Of all the houses we looked at, only one struck me as a place I could call home. Like most things of this sort, it was a rather mundane moment that set me off that way – I think I was just rounding the hallway into the top of the stairs to go down to the living room when it occurred to me that I could do that for the next few years, yes I could. Fortunately, Kim agreed.
The fact that the kitchen had the same vibratingly ugly orange and yellow countertops as our apartment – and every apartment Kim had lived in for several apartments back – just seemed a positive omen. They were among the first things to go when it came time for Home Repair Projects, but still. They served their purpose.
It was (and, for that matter, remains) a Cape Cod house, with three bedrooms upstairs and a new basement beneath as a result of being moved several blocks from its original location sometime in the early 90s. The owner at the time was a single man who was moving out of state for a job, and we got the house because he decided he liked us better than the other people who were bidding on it.
Remember when houses actually got multiple bidders?

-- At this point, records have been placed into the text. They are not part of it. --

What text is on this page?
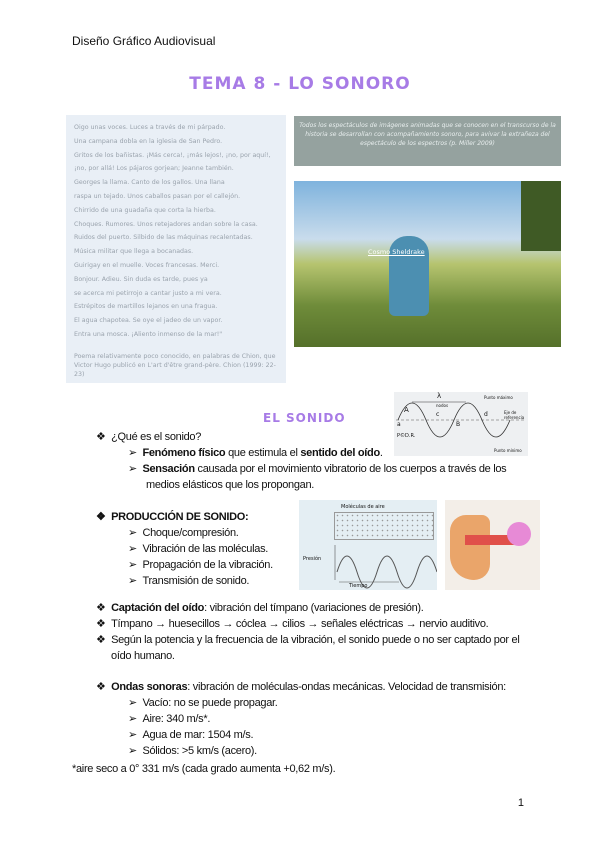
Diseño Gráfico Audiovisual
TEMA 8 - LO SONORO
Oigo unas voces. Luces a través de mi párpado.
Una campana dobla en la iglesia de San Pedro.
Gritos de los bañistas. ¡Más cerca!, ¡más lejos!, ¡no, por aquí!,
¡no, por allá! Los pájaros gorjean; Jeanne también.
Georges la llama. Canto de los gallos. Una llana
raspa un tejado. Unos caballos pasan por el callejón.
Chirrido de una guadaña que corta la hierba.
Choques. Rumores. Unos retejadores andan sobre la casa.
Ruidos del puerto. Silbido de las máquinas recalentadas.
Música militar que llega a bocanadas.
Guirigay en el muelle. Voces francesas. Merci.
Bonjour. Adieu. Sin duda es tarde, pues ya
se acerca mi petirrojo a cantar justo a mi vera.
Estrépitos de martillos lejanos en una fragua.
El agua chapotea. Se oye el jadeo de un vapor.
Entra una mosca. ¡Aliento inmenso de la mar!"
Poema relativamente poco conocido, en palabras de Chion, que Victor Hugo publicó en L'art d'être grand-père. Chion (1999: 22-23)
Todos los espectáculos de imágenes animadas que se conocen en el transcurso de la historia se desarrollan con acompañamiento sonoro, para avivar la extrañeza del espectáculo de los espectros (p. Miller 2009)
Cosmo Sheldrake
EL SONIDO
λ
A
a	B
c	d
nodos
Punto máximo
Eje de referencia
Punto mínimo
P©D.R.
❖  ¿Qué es el sonido?
➢  Fenómeno físico que estimula el sentido del oído.
➢  Sensación causada por el movimiento vibratorio de los cuerpos a través de los medios elásticos que los propongan.
❖  PRODUCCIÓN DE SONIDO:
➢  Choque/compresión.
➢  Vibración de las moléculas.
➢  Propagación de la vibración.
➢  Transmisión de sonido.
❖  Captación del oído: vibración del tímpano (variaciones de presión).
❖  Tímpano → huesecillos → cóclea → cilios → señales eléctricas → nervio auditivo.
❖  Según la potencia y la frecuencia de la vibración, el sonido puede o no ser captado por el oído humano.
❖  Ondas sonoras: vibración de moléculas-ondas mecánicas. Velocidad de transmisión:
➢  Vacío: no se puede propagar.
➢  Aire: 340 m/s*.
➢  Agua de mar: 1504 m/s.
➢  Sólidos: >5 km/s (acero).
*aire seco a 0° 331 m/s (cada grado aumenta +0,62 m/s).
Moléculas de aire
Presión
Tiempo
1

Actually purchasing the house – moving through the process of getting the money shifted over and the documents signed – was the same gut-wrenching slog through bureaucracy that it always is with settlements. I’m not sure why this is such a needlessly obstacle-strewn process, but it is. And it’s not just that there are a lot of i's to dot and t’s to cross – you’re spending a lot of money to buy something relatively permanent, so of course everyone involved is going to be extremely careful to protect their own interests. It’s that so many of the people involved actively don’t want to help you.
We had to get title insurance, for example. Now, I’ve worked in title insurance, sort of. My mother was in that field for years, and when I was a kid I honed my research skills in the courthouse looking stuff up for her, for which she paid me out of her pocket. So I understand the value of title insurance, and why you want to have it. What I couldn’t understand was why I had to go over to the title insurance company at 4:58pm on a Friday and do my best Glowering Philadelphia Addytood at them until they agreed to add up a column of numbers and enter the total onto an official document so I could take that total over to the only branch office of our bank in town that was open until 6pm and get that total put onto a cashier’s check (using the entirety of the inheritance described above) so we could actually go through with the settlement at 7:30am the following Monday morning. Honestly, people, it’s not that hard.
But there we were, bright and early. The paperwork went through relatively uneventfully. We signed what we needed to sign. The former homeowner wished us luck. And we walked out with a set of keys to Our New House.
That night Kim and I brought over a mattress, a CD player and some CDs, a nice bottle of wine and some glasses, and some candles. We set everything up and then had pizza delivered, just so we could tell the person to come to Our New House. And then we danced around the living room, and spent the night in our own corner of the world.